Çünkü; evlatlarımız ne kadar yetişkin olurlarsa, olsunlar bizler için büyütmeye korktuğumuz , kıyamadığımız bebeklerimizdir. Uzun zamandır böyle güzellikleri görerek yaşamayı öyle özlemişim ki, inanın çok keyif aldım . Gelenek ve göreneklerimizin modernize edilmiş haline hayran kaldım. İlk gözüme çarpan , herkesten önce hazırlanmış maşa yapılmış siyah uzun saçları , sarı kabarık tülden etekli düğün kıyafeti ile tontiş bıcırık güzel bir kız çocuğu oldu. Biraz sıkılmış yüz ifadesiyle benim işim tamam hadi gidelim edasıyla annesinin eteğini çekiştirerek dolanıp durdu. Video ve fotoğraf çekimi yapan bir ekip salonda her anı ölümsüzleştirmek için geline ve yanında bulunan arkadaşlarına eşlik etti . Gelin hanımın kız arkadaşları , bir gün önceden kalma bekarlığa veda partisi kimonolarıyla fonda çalan Tarkan’ın söylediği oynama şıkıdım, şıkıdım şarkısıyla , şarkı sözünün içinde her ne kadar oynama sözü geçse de neşe içinde şıkıdım , şıkıdım oynadılar. Oynayacaklar tabi ki. Bu gün onların yeni hayatlarına kucakladıkları gün.Yeni yaşamlarına, hayallerine doğru yolculuğun aile olma yolunda hareket ettikleri ilk istasyon . Hayatlarında yaşadıkları mutluluğun en afilisi. Bir anne – baba için evlatlarını büyütüp , okutup evlenecek çağa getirmesi ne büyük bir mutluluktur. Hangi anne – baba evladının gözünüzden akan tek damla gözyaşına dayanabilir ki? Daima onları mutlu görmek , onların mutluluklarıyla mutlu olmak her anne ve babanın en büyük arzusu değil midir? Evlilikten korkan pek çok insan olmasına karşın, evlilik, ben diye düşünmeyi bırakıp biz olarak hayata bakabilmeye karar vermek, hayatı paylaşmaktır. Evlenen her çift hiç şüphesiz ki ayrılmak için değil , mutlu olmak için evliliğe evet demiştir.
Mevlana ne güzel söyler;
“İyi bir evlilik iki şeye bağlıdır: Birincisi, doğru insanı bulmaya; ikincisi, doğru insan olmaya”.

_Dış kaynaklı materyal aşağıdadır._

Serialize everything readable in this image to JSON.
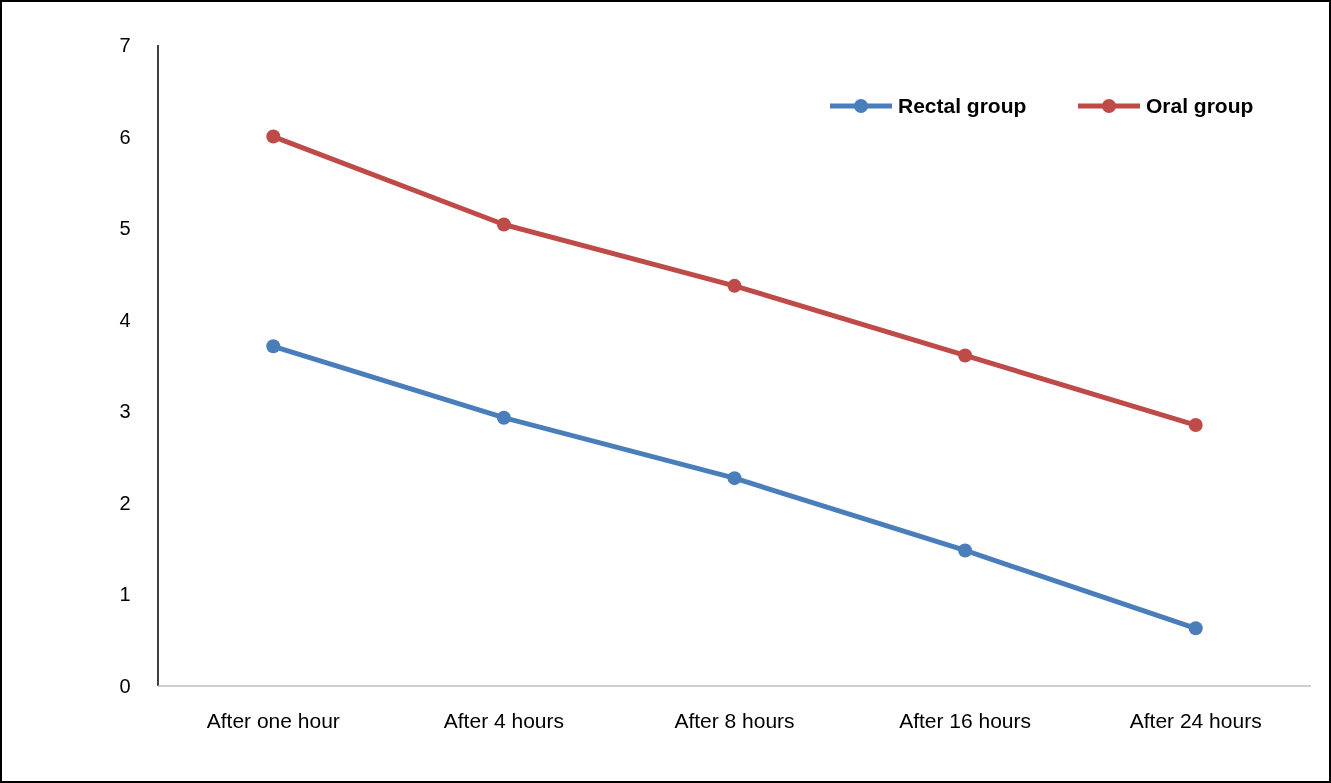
{
  "chart_data": {
    "type": "line",
    "categories": [
      "After one hour",
      "After 4 hours",
      "After 8 hours",
      "After 16 hours",
      "After 24 hours"
    ],
    "series": [
      {
        "name": "Rectal group",
        "color": "#4a7ebb",
        "values": [
          3.71,
          2.93,
          2.27,
          1.48,
          0.63
        ]
      },
      {
        "name": "Oral group",
        "color": "#be4b48",
        "values": [
          6.0,
          5.04,
          4.37,
          3.61,
          2.85
        ]
      }
    ],
    "ylim": [
      0,
      7
    ],
    "yticks": [
      0,
      1,
      2,
      3,
      4,
      5,
      6,
      7
    ],
    "grid": false,
    "legend": "top right",
    "marker": "circle",
    "line_style": "solid"
  }
}
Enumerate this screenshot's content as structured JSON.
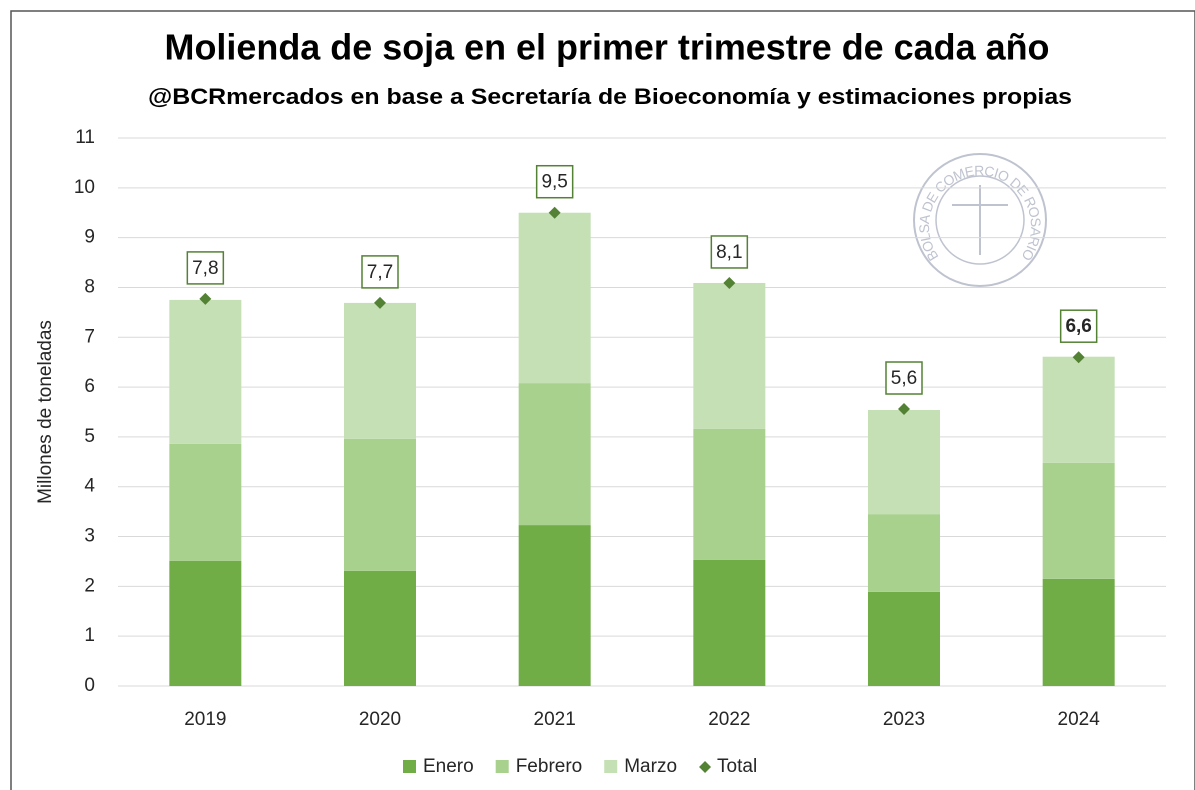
{
  "chart_data": {
    "type": "stacked_bar",
    "title": "Molienda de soja en el primer trimestre de cada año",
    "subtitle": "@BCRmercados en base a Secretaría de Bioeconomía y estimaciones propias",
    "y_label": "Millones de toneladas",
    "watermark": "BOLSA DE COMERCIO DE ROSARIO",
    "categories": [
      "2019",
      "2020",
      "2021",
      "2022",
      "2023",
      "2024"
    ],
    "series": [
      {
        "name": "Enero",
        "color": "#70ad47",
        "values": [
          2.51,
          2.31,
          3.23,
          2.53,
          1.89,
          2.15
        ]
      },
      {
        "name": "Febrero",
        "color": "#a9d18e",
        "values": [
          2.35,
          2.65,
          2.85,
          2.63,
          1.56,
          2.33
        ]
      },
      {
        "name": "Marzo",
        "color": "#c5e0b4",
        "values": [
          2.89,
          2.73,
          3.42,
          2.93,
          2.09,
          2.13
        ]
      },
      {
        "name": "Total",
        "color": "#548235",
        "mark": "diamond",
        "values": [
          7.77,
          7.69,
          9.5,
          8.09,
          5.56,
          6.6
        ],
        "value_labels": [
          "7,8",
          "7,7",
          "9,5",
          "8,1",
          "5,6",
          "6,6"
        ]
      }
    ],
    "highlight_category": "2024",
    "ylim": [
      0,
      11
    ],
    "yticks": [
      0,
      1,
      2,
      3,
      4,
      5,
      6,
      7,
      8,
      9,
      10,
      11
    ],
    "grid": true,
    "legend": "bottom"
  }
}
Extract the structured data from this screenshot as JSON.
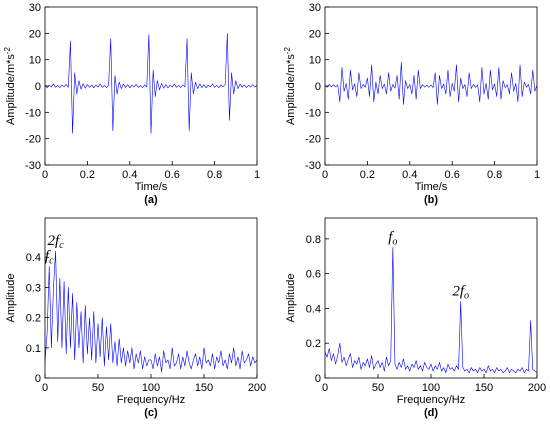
{
  "chart_data": [
    {
      "type": "line",
      "color": "#0000ff",
      "xlabel": "Time/s",
      "caption": "(a)",
      "ylabel": {
        "text": "Amplitude/m*s",
        "sup": "-2"
      },
      "xlim": [
        0,
        1
      ],
      "ylim": [
        -30,
        30
      ],
      "xticks": [
        0,
        0.2,
        0.4,
        0.6,
        0.8,
        1
      ],
      "yticks": [
        -30,
        -20,
        -10,
        0,
        10,
        20,
        30
      ],
      "x": [
        0,
        0.01,
        0.02,
        0.03,
        0.04,
        0.05,
        0.06,
        0.07,
        0.08,
        0.09,
        0.1,
        0.11,
        0.12,
        0.13,
        0.14,
        0.15,
        0.16,
        0.17,
        0.18,
        0.19,
        0.2,
        0.21,
        0.22,
        0.23,
        0.24,
        0.25,
        0.26,
        0.27,
        0.28,
        0.29,
        0.3,
        0.31,
        0.32,
        0.33,
        0.34,
        0.35,
        0.36,
        0.37,
        0.38,
        0.39,
        0.4,
        0.41,
        0.42,
        0.43,
        0.44,
        0.45,
        0.46,
        0.47,
        0.48,
        0.49,
        0.5,
        0.51,
        0.52,
        0.53,
        0.54,
        0.55,
        0.56,
        0.57,
        0.58,
        0.59,
        0.6,
        0.61,
        0.62,
        0.63,
        0.64,
        0.65,
        0.66,
        0.67,
        0.68,
        0.69,
        0.7,
        0.71,
        0.72,
        0.73,
        0.74,
        0.75,
        0.76,
        0.77,
        0.78,
        0.79,
        0.8,
        0.81,
        0.82,
        0.83,
        0.84,
        0.85,
        0.86,
        0.87,
        0.88,
        0.89,
        0.9,
        0.91,
        0.92,
        0.93,
        0.94,
        0.95,
        0.96,
        0.97,
        0.98,
        0.99,
        1
      ],
      "values": [
        0.5,
        -0.7,
        0.3,
        -0.4,
        0.8,
        -0.5,
        0.2,
        -0.6,
        0.4,
        -0.3,
        0.6,
        -0.5,
        17,
        -18,
        5,
        -3,
        2,
        -1.2,
        0.9,
        -0.8,
        0.6,
        -0.5,
        0.4,
        -0.7,
        0.3,
        -0.4,
        0.8,
        -0.5,
        0.2,
        -0.6,
        0.4,
        18,
        -17,
        4,
        -3,
        1.5,
        -1,
        0.8,
        -0.6,
        0.5,
        -0.7,
        0.3,
        -0.4,
        0.6,
        -0.5,
        0.2,
        -0.6,
        0.4,
        -0.3,
        19.5,
        -18,
        6,
        -4,
        2,
        -1.5,
        1,
        -0.8,
        0.5,
        -0.7,
        0.3,
        -0.4,
        0.8,
        -0.5,
        0.2,
        -0.6,
        0.4,
        -0.3,
        18,
        -17,
        5,
        -3,
        1.5,
        -1,
        0.8,
        -0.6,
        0.5,
        -0.7,
        0.3,
        -0.4,
        0.8,
        -0.5,
        0.2,
        -0.6,
        0.4,
        -0.3,
        0.6,
        20,
        -13,
        5,
        -3,
        2,
        -1,
        0.7,
        -0.5,
        0.4,
        -0.6,
        0.3,
        -0.4,
        0.5,
        -0.3,
        0.2
      ]
    },
    {
      "type": "line",
      "color": "#0000ff",
      "xlabel": "Time/s",
      "caption": "(b)",
      "ylabel": {
        "text": "Amplitude/m*s",
        "sup": "-2"
      },
      "xlim": [
        0,
        1
      ],
      "ylim": [
        -30,
        30
      ],
      "xticks": [
        0,
        0.2,
        0.4,
        0.6,
        0.8,
        1
      ],
      "yticks": [
        -30,
        -20,
        -10,
        0,
        10,
        20,
        30
      ],
      "x": [
        0,
        0.01,
        0.02,
        0.03,
        0.04,
        0.05,
        0.06,
        0.07,
        0.08,
        0.09,
        0.1,
        0.11,
        0.12,
        0.13,
        0.14,
        0.15,
        0.16,
        0.17,
        0.18,
        0.19,
        0.2,
        0.21,
        0.22,
        0.23,
        0.24,
        0.25,
        0.26,
        0.27,
        0.28,
        0.29,
        0.3,
        0.31,
        0.32,
        0.33,
        0.34,
        0.35,
        0.36,
        0.37,
        0.38,
        0.39,
        0.4,
        0.41,
        0.42,
        0.43,
        0.44,
        0.45,
        0.46,
        0.47,
        0.48,
        0.49,
        0.5,
        0.51,
        0.52,
        0.53,
        0.54,
        0.55,
        0.56,
        0.57,
        0.58,
        0.59,
        0.6,
        0.61,
        0.62,
        0.63,
        0.64,
        0.65,
        0.66,
        0.67,
        0.68,
        0.69,
        0.7,
        0.71,
        0.72,
        0.73,
        0.74,
        0.75,
        0.76,
        0.77,
        0.78,
        0.79,
        0.8,
        0.81,
        0.82,
        0.83,
        0.84,
        0.85,
        0.86,
        0.87,
        0.88,
        0.89,
        0.9,
        0.91,
        0.92,
        0.93,
        0.94,
        0.95,
        0.96,
        0.97,
        0.98,
        0.99,
        1
      ],
      "values": [
        0.3,
        -0.5,
        0.6,
        -0.4,
        0.5,
        -0.3,
        0.4,
        -6,
        7,
        -2,
        1,
        -5,
        6,
        -1.5,
        0.8,
        -4,
        5,
        -1,
        0.6,
        -0.5,
        3,
        -4,
        8,
        -6,
        1.5,
        -3,
        4,
        -1,
        0.7,
        -3,
        5,
        -2,
        0.6,
        -0.8,
        4,
        -5,
        9,
        -7,
        2,
        -1,
        0.6,
        -3,
        4,
        -5,
        6,
        -1,
        0.5,
        -0.4,
        0.3,
        -0.5,
        0.4,
        -0.6,
        5,
        -7,
        4,
        -1,
        0.8,
        -3,
        6,
        -4,
        1,
        -2,
        8,
        -6,
        3,
        -1,
        0.5,
        -4,
        5,
        -1,
        0.6,
        -0.5,
        0.4,
        -6,
        7,
        -3,
        1,
        -5,
        6,
        -1.5,
        0.8,
        -4,
        7,
        -5,
        2,
        -0.6,
        0.5,
        -3,
        5,
        -2,
        1,
        -6,
        8,
        -4,
        1.5,
        -0.5,
        0.6,
        -3,
        6,
        -2,
        0.4
      ]
    },
    {
      "type": "line",
      "color": "#0000ff",
      "xlabel": "Frequency/Hz",
      "caption": "(c)",
      "ylabel": {
        "text": "Amplitude"
      },
      "xlim": [
        0,
        200
      ],
      "ylim": [
        0,
        0.53
      ],
      "xticks": [
        0,
        50,
        100,
        150,
        200
      ],
      "yticks": [
        0,
        0.1,
        0.2,
        0.3,
        0.4
      ],
      "annotations": [
        {
          "text": "f",
          "sub": "c",
          "x": 4,
          "y": 0.37
        },
        {
          "text": "2f",
          "sub": "c",
          "x": 10,
          "y": 0.42
        }
      ],
      "x": [
        0,
        2,
        4,
        6,
        8,
        10,
        12,
        14,
        16,
        18,
        20,
        22,
        24,
        26,
        28,
        30,
        32,
        34,
        36,
        38,
        40,
        42,
        44,
        46,
        48,
        50,
        52,
        54,
        56,
        58,
        60,
        62,
        64,
        66,
        68,
        70,
        72,
        74,
        76,
        78,
        80,
        82,
        84,
        86,
        88,
        90,
        92,
        94,
        96,
        98,
        100,
        102,
        104,
        106,
        108,
        110,
        112,
        114,
        116,
        118,
        120,
        122,
        124,
        126,
        128,
        130,
        132,
        134,
        136,
        138,
        140,
        142,
        144,
        146,
        148,
        150,
        152,
        154,
        156,
        158,
        160,
        162,
        164,
        166,
        168,
        170,
        172,
        174,
        176,
        178,
        180,
        182,
        184,
        186,
        188,
        190,
        192,
        194,
        196,
        198,
        200
      ],
      "values": [
        0.05,
        0.15,
        0.37,
        0.1,
        0.3,
        0.42,
        0.12,
        0.33,
        0.1,
        0.32,
        0.08,
        0.3,
        0.1,
        0.28,
        0.06,
        0.25,
        0.1,
        0.22,
        0.05,
        0.24,
        0.08,
        0.2,
        0.06,
        0.22,
        0.05,
        0.18,
        0.07,
        0.2,
        0.04,
        0.17,
        0.06,
        0.18,
        0.05,
        0.12,
        0.04,
        0.13,
        0.05,
        0.1,
        0.04,
        0.09,
        0.05,
        0.1,
        0.03,
        0.08,
        0.05,
        0.09,
        0.03,
        0.07,
        0.04,
        0.06,
        0.06,
        0.03,
        0.08,
        0.04,
        0.07,
        0.02,
        0.09,
        0.05,
        0.06,
        0.03,
        0.1,
        0.04,
        0.05,
        0.08,
        0.03,
        0.07,
        0.04,
        0.09,
        0.05,
        0.03,
        0.06,
        0.08,
        0.04,
        0.07,
        0.03,
        0.1,
        0.05,
        0.06,
        0.04,
        0.08,
        0.03,
        0.07,
        0.05,
        0.09,
        0.04,
        0.06,
        0.03,
        0.08,
        0.05,
        0.1,
        0.04,
        0.07,
        0.03,
        0.09,
        0.05,
        0.06,
        0.08,
        0.04,
        0.07,
        0.05,
        0.06
      ]
    },
    {
      "type": "line",
      "color": "#0000ff",
      "xlabel": "Frequency/Hz",
      "caption": "(d)",
      "ylabel": {
        "text": "Amplitude"
      },
      "xlim": [
        0,
        200
      ],
      "ylim": [
        0,
        0.92
      ],
      "xticks": [
        0,
        50,
        100,
        150,
        200
      ],
      "yticks": [
        0,
        0.2,
        0.4,
        0.6,
        0.8
      ],
      "annotations": [
        {
          "text": "f",
          "sub": "o",
          "x": 64,
          "y": 0.75
        },
        {
          "text": "2f",
          "sub": "o",
          "x": 128,
          "y": 0.44
        }
      ],
      "x": [
        0,
        2,
        4,
        6,
        8,
        10,
        12,
        14,
        16,
        18,
        20,
        22,
        24,
        26,
        28,
        30,
        32,
        34,
        36,
        38,
        40,
        42,
        44,
        46,
        48,
        50,
        52,
        54,
        56,
        58,
        60,
        62,
        64,
        66,
        68,
        70,
        72,
        74,
        76,
        78,
        80,
        82,
        84,
        86,
        88,
        90,
        92,
        94,
        96,
        98,
        100,
        102,
        104,
        106,
        108,
        110,
        112,
        114,
        116,
        118,
        120,
        122,
        124,
        126,
        128,
        130,
        132,
        134,
        136,
        138,
        140,
        142,
        144,
        146,
        148,
        150,
        152,
        154,
        156,
        158,
        160,
        162,
        164,
        166,
        168,
        170,
        172,
        174,
        176,
        178,
        180,
        182,
        184,
        186,
        188,
        190,
        192,
        194,
        196,
        198,
        200
      ],
      "values": [
        0.15,
        0.12,
        0.17,
        0.1,
        0.14,
        0.08,
        0.13,
        0.2,
        0.09,
        0.12,
        0.07,
        0.11,
        0.14,
        0.06,
        0.1,
        0.08,
        0.12,
        0.05,
        0.09,
        0.07,
        0.11,
        0.06,
        0.13,
        0.05,
        0.08,
        0.1,
        0.06,
        0.09,
        0.04,
        0.12,
        0.07,
        0.1,
        0.75,
        0.08,
        0.05,
        0.09,
        0.06,
        0.11,
        0.05,
        0.07,
        0.04,
        0.08,
        0.06,
        0.1,
        0.05,
        0.07,
        0.04,
        0.09,
        0.06,
        0.05,
        0.08,
        0.04,
        0.07,
        0.05,
        0.09,
        0.04,
        0.06,
        0.03,
        0.08,
        0.05,
        0.06,
        0.04,
        0.07,
        0.05,
        0.44,
        0.06,
        0.04,
        0.05,
        0.03,
        0.06,
        0.04,
        0.05,
        0.03,
        0.06,
        0.04,
        0.05,
        0.03,
        0.07,
        0.04,
        0.05,
        0.03,
        0.06,
        0.04,
        0.05,
        0.03,
        0.04,
        0.06,
        0.03,
        0.05,
        0.04,
        0.03,
        0.05,
        0.04,
        0.06,
        0.03,
        0.05,
        0.04,
        0.33,
        0.05,
        0.04,
        0.03
      ]
    }
  ]
}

Doğru insan bulmak ve doğru insan olmak . Bu güzellikleri yakalamak günümüzde zor olsa da , hayatı paylaşmak , bir ömrü birlikte yaşamak her babayiğidin harcı değildir. Evliklik; Sevgi, saygı, dürüstlük , fedakarlık, sadakat , merhamet, emek, şefkat ister. Bunlar yapılabiliyorsa o evlilik mutlu, huzurlu, uzun ömürlü olacaktır.
Hz. Mevlana’nın eşi bir gün Mevlana’ya şu soruyu sorar;
Bu kadar aşıksın Mevlaya şükürler olsun bu aşkı yaşayıp… yaşatana… Peki bana ne kadar aşıksın der;
Mevlana hanımına şöyle der;
“Sen benim; Yaradan’dan ötürü yaradılanı sevişim, Bir adım gelene on adım gidişimsin.Ve herkesi olduğu gibi kabul edişimsin Sen benim; yalandan ve sahteden kaçışım, Riyadan bıkışım, gerçeği arayışımsın Ve nihayet doğrunun tadına varışımsın.”
Her şeyin özünde koşulsuz sevginin varolduğu gerçeğini görmezden gelmemiz mümkün mü?
Caka kuaförde hiç bir kuaför salonunda görmediğim bir şey dikkatimi çekti . Anı defteri . Kapağı süslü kalemi tüylü çok şık tasarlanmış bir anı defteri. Yeni hayatını selamlayan her gelin yüreğinde geçenleri o deftere yazıyor. Hayran kalmamak mümkün değil , Belki yıllar sonra kendi çocuğu büyüdüğünde o satırları okuyabilir ve duygulanabilir.
İnsan nedir ki?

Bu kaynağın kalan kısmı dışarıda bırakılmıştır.